The family claims they confronted Cabezuela in 1987, at which time he said "that happened 20 or 25 years ago, you should have forgotten about it now, it's in the past". They have had no contact with him since.
The matter was not reported to police until 2016, prompting Cabezuela's arrest.
He denied the charges and pleaded not guilty at his trial, but jurors found him guilty of each of the offences.
In sentencing Cabezuela, Judge Sarah Huggett's actions against his nieces had been "deliberate, determined and...premeditated" and involved various methods of coercion and manipulation to both commit the offences and prevent the girls from speaking of them to anyone.
She described the acts as humiliating, demeaning and degrading for the girls and found Cabezuela remained oblivious of the harm he had caused them.
She sentenced Cabezuela to 28 years' jail, with a non-parole period of 18 years.
However, Cabezuela took his case to the Court of Criminal Appeal earlier this month, with his legal team presenting three grounds of appeal.
The first, they said, was that Cabezuela had been wrongly convicted because of an error by the trial judge in dismissing a juror.
In the case that the guilty verdicts were not overturned, Cabezeula's legal team said his sentence had been "manifestly excessive" because of his advanced age, poor health - he suffers from chronic heart and renal failure and diabetes - and lack of prior criminal record.

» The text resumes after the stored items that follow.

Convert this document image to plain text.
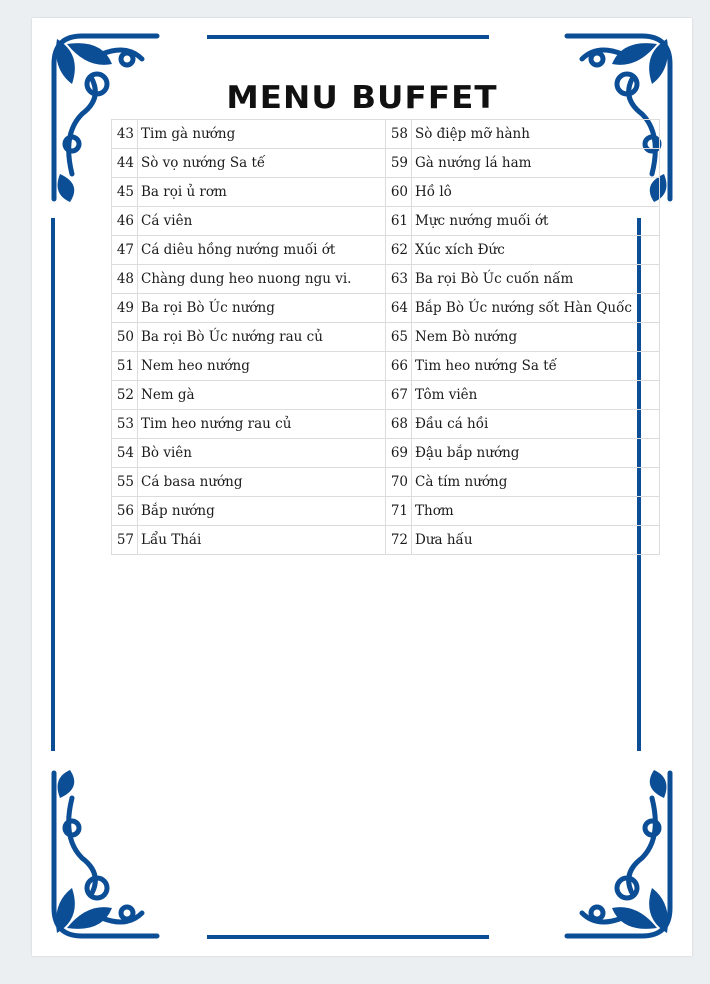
MENU BUFFET
43	Tim gà nướng	58	Sò điệp mỡ hành
44	Sò vọ nướng Sa tế	59	Gà nướng lá ham
45	Ba rọi ủ rơm	60	Hồ lô
46	Cá viên	61	Mực nướng muối ớt
47	Cá diêu hồng nướng muối ớt	62	Xúc xích Đức
48	Chàng dung heo nuong ngu vi.	63	Ba rọi Bò Úc cuốn nấm
49	Ba rọi Bò Úc nướng	64	Bắp Bò Úc nướng sốt Hàn Quốc
50	Ba rọi Bò Úc nướng rau củ	65	Nem Bò nướng
51	Nem heo nướng	66	Tim heo nướng Sa tế
52	Nem gà	67	Tôm viên
53	Tim heo nướng rau củ	68	Đầu cá hồi
54	Bò viên	69	Đậu bắp nướng
55	Cá basa nướng	70	Cà tím nướng
56	Bắp nướng	71	Thơm
57	Lẩu Thái	72	Dưa hấu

Finally, they claimed his sentence should be reduced because he would be vulnerable if the COVID-29 pandemic spread through the prison system.
However, a bench of three judges dismissed Cabezuela's appeal in its entirety, finding there had been no error by the trial judge and the sentence imposed on Cabezuela was not excessive given the "objective gravity of the offences...[and] the absence of remorse".
Cabezuela will be 96 if he lives to see his non-parole period expire.